Thursday, November 30, 2017

DNA was the reason for the acquittal of two men sentenced to death

Henry McCollum is surrounded by guards as he sits in a courtroom, Tuesday in Lumberton, N.C.

LUMBERTON, N.C.—New DNA evidence has freed a death-row inmate and his half-brother after they spent three decades in prison for rape and murder.
A judge overturned the convictions of Henry McCollum, 50, and Leon Brown, 46, after another man’s DNA was discovered on a cigarette butt left near the body of a girl the siblings were convicted of killing in 1983. Tuesday’s ruling is the latest twist in a notorious legal case that began with what defence attorneys said were coerced confessions from two scared teenagers with low IQs.

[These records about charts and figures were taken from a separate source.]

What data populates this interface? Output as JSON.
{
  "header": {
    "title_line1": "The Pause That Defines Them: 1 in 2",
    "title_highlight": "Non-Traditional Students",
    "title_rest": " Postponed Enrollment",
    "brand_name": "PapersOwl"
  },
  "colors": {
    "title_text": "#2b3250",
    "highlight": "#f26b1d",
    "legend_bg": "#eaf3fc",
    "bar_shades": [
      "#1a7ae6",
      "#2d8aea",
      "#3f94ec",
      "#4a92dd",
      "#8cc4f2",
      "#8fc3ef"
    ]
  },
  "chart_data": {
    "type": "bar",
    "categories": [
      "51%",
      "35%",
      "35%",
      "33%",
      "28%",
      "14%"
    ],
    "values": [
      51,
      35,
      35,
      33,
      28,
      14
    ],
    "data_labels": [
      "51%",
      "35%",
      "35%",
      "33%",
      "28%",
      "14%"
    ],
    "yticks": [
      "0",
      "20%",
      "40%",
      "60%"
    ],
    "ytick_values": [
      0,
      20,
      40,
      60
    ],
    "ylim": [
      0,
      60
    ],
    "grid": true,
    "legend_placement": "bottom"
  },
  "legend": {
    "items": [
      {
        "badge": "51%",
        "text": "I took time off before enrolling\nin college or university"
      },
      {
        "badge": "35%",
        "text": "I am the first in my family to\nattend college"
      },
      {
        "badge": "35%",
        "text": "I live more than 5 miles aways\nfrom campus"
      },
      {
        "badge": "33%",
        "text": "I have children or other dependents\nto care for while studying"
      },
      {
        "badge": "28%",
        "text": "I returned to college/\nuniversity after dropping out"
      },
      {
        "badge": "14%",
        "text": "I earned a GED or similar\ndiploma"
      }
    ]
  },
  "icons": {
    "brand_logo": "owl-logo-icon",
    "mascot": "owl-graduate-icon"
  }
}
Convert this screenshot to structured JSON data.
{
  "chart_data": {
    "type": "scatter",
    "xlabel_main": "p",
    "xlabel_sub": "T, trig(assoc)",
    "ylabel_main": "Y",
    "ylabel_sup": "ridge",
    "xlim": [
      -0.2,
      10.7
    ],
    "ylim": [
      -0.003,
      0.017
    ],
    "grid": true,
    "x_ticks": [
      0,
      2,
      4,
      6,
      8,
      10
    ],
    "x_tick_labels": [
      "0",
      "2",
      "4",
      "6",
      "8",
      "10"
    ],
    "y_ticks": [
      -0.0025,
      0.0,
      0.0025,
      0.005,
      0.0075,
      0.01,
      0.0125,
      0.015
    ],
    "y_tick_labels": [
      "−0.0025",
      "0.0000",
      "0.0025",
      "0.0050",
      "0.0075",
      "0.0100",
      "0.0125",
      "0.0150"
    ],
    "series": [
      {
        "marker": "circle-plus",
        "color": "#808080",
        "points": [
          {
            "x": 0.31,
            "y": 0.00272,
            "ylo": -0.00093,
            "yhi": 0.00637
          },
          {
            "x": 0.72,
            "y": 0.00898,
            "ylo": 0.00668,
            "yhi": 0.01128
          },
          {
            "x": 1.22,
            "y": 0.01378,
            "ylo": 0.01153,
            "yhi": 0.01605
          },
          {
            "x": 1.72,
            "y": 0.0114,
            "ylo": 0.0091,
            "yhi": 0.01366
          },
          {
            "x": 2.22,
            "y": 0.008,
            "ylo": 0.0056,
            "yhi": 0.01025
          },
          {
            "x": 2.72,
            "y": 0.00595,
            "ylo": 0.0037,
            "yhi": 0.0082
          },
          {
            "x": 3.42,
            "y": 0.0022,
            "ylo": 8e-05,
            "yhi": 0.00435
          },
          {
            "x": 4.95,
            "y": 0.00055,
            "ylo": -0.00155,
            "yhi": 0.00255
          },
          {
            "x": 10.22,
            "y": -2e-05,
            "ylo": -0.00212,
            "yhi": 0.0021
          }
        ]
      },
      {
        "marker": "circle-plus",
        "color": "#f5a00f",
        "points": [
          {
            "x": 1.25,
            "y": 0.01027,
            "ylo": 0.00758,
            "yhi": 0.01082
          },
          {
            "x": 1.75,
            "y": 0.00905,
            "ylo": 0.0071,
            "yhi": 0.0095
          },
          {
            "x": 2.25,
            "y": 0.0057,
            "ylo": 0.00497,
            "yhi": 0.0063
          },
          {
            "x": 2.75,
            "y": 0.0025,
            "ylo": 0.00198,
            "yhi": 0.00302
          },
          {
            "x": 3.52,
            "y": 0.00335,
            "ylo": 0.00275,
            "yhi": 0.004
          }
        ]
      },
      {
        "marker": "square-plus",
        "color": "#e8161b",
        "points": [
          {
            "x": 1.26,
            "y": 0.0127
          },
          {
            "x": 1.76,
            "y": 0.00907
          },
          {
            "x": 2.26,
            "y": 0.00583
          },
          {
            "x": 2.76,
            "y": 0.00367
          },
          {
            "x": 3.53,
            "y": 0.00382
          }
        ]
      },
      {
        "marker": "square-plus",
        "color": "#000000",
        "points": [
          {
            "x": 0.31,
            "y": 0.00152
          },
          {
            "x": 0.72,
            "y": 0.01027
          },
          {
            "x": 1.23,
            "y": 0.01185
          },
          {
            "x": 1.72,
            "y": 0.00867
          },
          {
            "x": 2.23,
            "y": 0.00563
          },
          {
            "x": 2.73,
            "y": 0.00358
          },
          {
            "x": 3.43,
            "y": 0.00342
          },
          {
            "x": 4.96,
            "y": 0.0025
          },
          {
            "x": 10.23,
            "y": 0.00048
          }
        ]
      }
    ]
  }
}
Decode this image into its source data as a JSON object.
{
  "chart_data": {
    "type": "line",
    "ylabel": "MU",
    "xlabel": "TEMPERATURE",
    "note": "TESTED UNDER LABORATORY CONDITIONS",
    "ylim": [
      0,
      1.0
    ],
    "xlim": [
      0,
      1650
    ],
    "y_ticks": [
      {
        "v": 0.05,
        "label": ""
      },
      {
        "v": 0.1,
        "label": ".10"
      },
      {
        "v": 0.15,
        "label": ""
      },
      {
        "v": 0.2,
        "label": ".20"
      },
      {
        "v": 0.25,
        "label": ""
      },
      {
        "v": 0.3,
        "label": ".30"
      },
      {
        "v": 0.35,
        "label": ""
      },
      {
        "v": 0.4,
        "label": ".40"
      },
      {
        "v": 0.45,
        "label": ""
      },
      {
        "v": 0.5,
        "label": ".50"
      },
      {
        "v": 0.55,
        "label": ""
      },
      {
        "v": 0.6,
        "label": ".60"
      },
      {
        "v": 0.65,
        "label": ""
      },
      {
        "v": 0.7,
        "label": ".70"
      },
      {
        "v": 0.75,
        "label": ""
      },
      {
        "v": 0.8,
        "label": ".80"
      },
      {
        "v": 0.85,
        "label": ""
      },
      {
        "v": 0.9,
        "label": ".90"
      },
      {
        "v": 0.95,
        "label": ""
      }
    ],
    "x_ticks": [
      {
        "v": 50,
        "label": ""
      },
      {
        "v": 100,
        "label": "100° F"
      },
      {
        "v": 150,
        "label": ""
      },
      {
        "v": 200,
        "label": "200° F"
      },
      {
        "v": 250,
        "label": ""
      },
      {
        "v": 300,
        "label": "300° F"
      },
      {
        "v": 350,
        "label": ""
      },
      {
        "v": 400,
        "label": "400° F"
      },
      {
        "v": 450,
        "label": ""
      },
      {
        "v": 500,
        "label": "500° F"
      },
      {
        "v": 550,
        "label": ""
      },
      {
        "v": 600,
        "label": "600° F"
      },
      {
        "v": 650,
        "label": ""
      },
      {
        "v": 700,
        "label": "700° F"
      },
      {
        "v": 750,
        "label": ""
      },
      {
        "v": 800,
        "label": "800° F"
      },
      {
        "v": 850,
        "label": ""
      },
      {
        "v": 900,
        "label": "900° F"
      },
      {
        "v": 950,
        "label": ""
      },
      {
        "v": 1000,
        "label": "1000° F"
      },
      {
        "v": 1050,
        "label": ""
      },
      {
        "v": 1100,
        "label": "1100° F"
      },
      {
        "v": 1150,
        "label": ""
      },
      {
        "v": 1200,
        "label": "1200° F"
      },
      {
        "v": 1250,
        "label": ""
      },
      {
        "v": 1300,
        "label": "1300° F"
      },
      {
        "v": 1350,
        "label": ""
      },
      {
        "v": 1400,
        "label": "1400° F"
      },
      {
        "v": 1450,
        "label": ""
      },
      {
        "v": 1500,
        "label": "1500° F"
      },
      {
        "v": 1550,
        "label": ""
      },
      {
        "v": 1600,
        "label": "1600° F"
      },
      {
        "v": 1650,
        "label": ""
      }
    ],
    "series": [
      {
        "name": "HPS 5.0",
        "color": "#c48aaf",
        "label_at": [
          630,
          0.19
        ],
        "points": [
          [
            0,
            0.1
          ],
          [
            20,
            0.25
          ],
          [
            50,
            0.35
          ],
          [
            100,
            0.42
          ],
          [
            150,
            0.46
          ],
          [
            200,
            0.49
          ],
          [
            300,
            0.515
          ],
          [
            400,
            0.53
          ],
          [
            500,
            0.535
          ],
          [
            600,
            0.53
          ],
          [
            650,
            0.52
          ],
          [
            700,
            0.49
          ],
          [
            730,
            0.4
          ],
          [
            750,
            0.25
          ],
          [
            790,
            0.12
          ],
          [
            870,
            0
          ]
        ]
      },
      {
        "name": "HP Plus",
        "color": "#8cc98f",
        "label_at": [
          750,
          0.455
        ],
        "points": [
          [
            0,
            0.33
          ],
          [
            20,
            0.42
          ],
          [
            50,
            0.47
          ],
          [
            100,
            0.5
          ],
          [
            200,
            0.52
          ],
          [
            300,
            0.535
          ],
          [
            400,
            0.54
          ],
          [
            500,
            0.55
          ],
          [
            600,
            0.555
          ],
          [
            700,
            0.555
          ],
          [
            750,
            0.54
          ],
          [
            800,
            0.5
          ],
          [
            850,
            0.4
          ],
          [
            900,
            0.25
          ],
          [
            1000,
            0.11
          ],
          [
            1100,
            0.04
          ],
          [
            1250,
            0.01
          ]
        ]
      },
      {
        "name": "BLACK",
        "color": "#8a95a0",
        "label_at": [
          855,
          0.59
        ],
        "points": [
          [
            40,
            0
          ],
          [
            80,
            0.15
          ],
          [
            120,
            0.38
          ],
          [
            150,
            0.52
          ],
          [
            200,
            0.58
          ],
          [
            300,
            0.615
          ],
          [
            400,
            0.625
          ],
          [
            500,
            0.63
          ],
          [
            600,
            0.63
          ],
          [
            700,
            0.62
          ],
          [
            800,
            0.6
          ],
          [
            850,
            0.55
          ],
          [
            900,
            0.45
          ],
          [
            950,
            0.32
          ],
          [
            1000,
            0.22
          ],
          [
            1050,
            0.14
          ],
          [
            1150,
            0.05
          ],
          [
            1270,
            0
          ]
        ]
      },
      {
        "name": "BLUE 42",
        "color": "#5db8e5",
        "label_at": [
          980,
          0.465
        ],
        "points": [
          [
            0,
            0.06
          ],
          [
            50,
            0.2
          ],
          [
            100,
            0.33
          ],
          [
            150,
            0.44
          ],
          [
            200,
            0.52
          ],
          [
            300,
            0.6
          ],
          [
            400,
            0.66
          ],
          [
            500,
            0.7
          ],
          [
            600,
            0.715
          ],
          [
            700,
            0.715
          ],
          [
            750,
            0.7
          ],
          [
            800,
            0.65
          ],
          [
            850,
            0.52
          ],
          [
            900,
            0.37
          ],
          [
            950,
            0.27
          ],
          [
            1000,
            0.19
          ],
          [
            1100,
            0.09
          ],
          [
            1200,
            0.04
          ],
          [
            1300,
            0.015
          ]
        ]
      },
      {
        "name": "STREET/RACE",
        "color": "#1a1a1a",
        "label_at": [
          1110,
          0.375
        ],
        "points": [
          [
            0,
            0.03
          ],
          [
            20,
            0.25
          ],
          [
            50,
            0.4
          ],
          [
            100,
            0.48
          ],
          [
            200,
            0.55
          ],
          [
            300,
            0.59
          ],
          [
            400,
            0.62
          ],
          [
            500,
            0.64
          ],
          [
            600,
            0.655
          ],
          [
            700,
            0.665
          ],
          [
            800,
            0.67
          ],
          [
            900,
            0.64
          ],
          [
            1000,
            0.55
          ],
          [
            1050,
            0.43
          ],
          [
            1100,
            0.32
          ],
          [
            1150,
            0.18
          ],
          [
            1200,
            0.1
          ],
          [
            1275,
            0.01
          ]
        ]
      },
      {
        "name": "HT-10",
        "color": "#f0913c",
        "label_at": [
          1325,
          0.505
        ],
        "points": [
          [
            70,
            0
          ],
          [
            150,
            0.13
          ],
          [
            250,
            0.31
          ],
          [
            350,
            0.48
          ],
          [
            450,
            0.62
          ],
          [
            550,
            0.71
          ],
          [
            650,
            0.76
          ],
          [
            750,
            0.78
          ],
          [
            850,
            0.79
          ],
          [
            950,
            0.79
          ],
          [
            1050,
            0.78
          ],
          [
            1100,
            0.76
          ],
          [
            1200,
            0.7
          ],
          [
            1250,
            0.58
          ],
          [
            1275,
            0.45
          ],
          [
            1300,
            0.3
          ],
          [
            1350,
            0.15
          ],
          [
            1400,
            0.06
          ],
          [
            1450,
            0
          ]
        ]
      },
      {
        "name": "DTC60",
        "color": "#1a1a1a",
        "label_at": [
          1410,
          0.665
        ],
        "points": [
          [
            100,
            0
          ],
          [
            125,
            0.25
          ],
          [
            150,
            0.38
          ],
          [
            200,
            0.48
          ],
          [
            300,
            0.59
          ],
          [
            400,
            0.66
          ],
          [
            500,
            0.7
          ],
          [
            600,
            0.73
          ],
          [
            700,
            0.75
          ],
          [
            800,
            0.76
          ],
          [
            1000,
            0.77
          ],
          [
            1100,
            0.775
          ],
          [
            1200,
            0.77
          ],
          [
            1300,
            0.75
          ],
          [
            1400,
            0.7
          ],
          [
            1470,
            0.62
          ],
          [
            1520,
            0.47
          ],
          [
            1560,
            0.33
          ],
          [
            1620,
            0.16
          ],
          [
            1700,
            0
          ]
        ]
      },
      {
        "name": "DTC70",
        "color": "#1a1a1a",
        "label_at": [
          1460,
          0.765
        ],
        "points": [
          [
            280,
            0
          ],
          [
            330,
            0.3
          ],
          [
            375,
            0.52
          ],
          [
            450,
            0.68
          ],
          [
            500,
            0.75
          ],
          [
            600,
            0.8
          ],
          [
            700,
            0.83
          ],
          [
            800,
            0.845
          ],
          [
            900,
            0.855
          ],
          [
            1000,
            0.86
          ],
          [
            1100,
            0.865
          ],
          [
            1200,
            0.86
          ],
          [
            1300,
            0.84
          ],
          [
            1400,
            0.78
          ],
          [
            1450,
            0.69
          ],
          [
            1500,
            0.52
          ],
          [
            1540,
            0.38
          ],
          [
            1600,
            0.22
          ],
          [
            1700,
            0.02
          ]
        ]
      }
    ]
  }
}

McCollum was 19 at the time and Brown was 15.
Superior Court Judge Douglas Sasser said the new DNA results contradicted the case prosecutors put forward.
He said he was vacating their convictions and ordering their release “based on significant new evidence that they are, in fact, innocent.”
The DNA from the cigarette butts doesn’t match Brown or McCollum, and fingerprints taken from a beer can at the scene aren’t theirs either, attorneys say. No physical evidence connects them to the crime.
Both were initially given death sentences, which were overturned. At a second trial, McCollum was again sent to death row, while Brown was convicted of rape and sentenced to life.
Family members of the men gasped and some sobbed as the judge announced his decision to the packed courtroom. Brown smiled and shook a defence lawyer’s hand and McCollum looked spent and relieved
“We waited years and years,” said James McCollum, Henry McCollum’s father. “We kept the faith.”